Context assembly & generation
Retrieved chunks are formatted and inserted into the prompt. The LLM generates a response using the provided content.
Chunking
Chunking is one of the most consequential decisions in a RAG system, and one of the least studied. The goal is to split documents into pieces small enough that each chunk is topically coherent and fits in context, but large enough that individual chunks contain enough information to be useful on their own.
Chunk size tradeoffs
Small chunks (100–300 tokens) give the retrieval system more precision — each chunk is about one specific thing, so retrieval signals are cleaner. But small chunks lose context: a sentence that references a table from the previous paragraph will retrieve without that table. The model gets partial information.

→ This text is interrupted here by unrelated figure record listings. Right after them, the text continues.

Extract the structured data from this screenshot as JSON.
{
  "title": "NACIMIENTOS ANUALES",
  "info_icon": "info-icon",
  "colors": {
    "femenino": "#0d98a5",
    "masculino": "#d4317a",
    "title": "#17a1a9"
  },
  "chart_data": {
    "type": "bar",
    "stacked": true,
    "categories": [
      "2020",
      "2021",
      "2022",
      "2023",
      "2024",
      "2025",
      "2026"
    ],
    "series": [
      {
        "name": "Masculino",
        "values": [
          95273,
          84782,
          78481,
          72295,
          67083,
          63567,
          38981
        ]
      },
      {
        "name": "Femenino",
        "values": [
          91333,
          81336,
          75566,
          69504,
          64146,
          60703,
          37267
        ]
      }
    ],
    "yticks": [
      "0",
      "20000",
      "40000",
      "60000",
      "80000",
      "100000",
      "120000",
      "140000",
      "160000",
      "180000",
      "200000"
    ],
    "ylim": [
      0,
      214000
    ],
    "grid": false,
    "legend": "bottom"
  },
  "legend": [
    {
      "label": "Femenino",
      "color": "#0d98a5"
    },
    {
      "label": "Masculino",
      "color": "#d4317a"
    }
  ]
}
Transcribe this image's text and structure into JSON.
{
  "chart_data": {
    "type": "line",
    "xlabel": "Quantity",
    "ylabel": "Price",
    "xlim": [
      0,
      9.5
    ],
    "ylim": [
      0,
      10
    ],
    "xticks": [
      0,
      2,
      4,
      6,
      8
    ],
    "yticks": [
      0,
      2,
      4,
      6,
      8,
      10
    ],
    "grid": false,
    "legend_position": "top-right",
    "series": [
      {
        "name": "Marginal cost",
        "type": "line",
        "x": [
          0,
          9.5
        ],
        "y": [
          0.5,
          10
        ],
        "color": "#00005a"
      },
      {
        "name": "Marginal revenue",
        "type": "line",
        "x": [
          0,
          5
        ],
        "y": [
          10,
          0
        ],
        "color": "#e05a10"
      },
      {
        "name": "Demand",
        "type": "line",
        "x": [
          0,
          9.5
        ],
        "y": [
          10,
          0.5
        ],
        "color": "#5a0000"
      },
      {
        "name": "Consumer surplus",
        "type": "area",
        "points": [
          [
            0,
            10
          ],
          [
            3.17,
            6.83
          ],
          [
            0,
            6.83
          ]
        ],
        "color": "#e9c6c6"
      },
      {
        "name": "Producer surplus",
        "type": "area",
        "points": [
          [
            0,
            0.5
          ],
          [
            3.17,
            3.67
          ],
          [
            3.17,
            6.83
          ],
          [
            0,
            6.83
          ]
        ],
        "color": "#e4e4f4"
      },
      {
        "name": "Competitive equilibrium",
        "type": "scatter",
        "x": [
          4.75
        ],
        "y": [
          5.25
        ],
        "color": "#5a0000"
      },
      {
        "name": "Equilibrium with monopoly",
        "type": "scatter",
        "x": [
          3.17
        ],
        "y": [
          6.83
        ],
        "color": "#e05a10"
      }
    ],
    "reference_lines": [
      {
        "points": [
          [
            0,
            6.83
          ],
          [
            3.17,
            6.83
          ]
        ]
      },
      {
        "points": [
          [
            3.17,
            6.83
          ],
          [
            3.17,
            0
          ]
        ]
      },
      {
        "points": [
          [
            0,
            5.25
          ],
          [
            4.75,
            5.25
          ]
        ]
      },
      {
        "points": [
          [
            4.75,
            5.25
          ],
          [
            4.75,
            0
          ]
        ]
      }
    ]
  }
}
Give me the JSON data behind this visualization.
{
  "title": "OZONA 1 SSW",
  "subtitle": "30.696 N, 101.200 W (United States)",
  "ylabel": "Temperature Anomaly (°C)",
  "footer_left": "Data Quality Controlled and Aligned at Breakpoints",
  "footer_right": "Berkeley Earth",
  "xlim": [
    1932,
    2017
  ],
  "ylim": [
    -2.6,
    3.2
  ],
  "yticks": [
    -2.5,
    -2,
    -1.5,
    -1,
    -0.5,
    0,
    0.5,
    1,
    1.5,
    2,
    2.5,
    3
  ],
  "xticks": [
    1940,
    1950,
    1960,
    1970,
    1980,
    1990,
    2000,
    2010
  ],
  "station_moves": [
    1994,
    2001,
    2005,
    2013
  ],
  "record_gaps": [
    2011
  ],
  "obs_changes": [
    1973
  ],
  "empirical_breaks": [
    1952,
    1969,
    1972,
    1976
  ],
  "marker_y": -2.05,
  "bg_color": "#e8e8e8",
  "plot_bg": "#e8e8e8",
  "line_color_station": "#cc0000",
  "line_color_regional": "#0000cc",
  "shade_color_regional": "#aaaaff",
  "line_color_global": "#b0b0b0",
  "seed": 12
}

Large chunks (500–1500 tokens) carry more context around each piece of information. But retrieval quality degrades — a large chunk about a general topic will match many different queries, making it harder for the retrieval system to be selective. Inserting large chunks also consumes more of the context window per retrieved result.
A common middle ground is chunks of 300–600 tokens with a small overlap between adjacent chunks (50–100 tokens) so that information at chunk boundaries appears in at least one chunk intact.
Chunking strategies
Fixed-size character or token splitting is the default in most frameworks, but it often splits in the middle of sentences or paragraphs. Sentence-aware splitting is better — split on sentence boundaries and aggregate until you reach a target size. Semantic chunking (using an embedding model to identify topic boundaries) can further improve coherence at the cost of more preprocessing compute.
For structured documents — code, tables, legal contracts, technical specifications — generic splitting strategies often fail. Code should chunk at function or class boundaries, not arbitrary token counts. Tables should be kept intact or converted to text before chunking. Document structure is retrieval signal; destroying it degrades results.
Embedding models
The embedding model is what converts text into vectors for storage and comparison. The choice of embedding model matters because retrieval quality is only as good as how well the embedding space captures semantic similarity for your specific domain and task.
General-purpose embedding models (trained on broad web text) work well for general queries. Domain-specific corpora — legal, medical, code, scientific — often benefit from models fine-tuned on that domain. Using a general embedding model on a specialised corpus is a common source of retrieval quality problems that doesn't show up in standard benchmarks.
The embedding model used to index the corpus and the model used to embed queries at runtime must be the same model — or at minimum, models trained to produce vectors in the same space. Mixing embedding models produces vectors that aren't comparable and retrieval will fail in subtle ways.
Vector search
Once the corpus is embedded, retrieval uses approximate nearest neighbour (ANN) search to find the chunks most similar to a query vector. Similarity is typically measured by cosine similarity or dot product. The "approximate" in ANN matters: exact nearest neighbour search over millions of vectors is too slow for real-time systems, so index structures (HNSW, IVF, etc.) trade a small amount of recall for much faster search.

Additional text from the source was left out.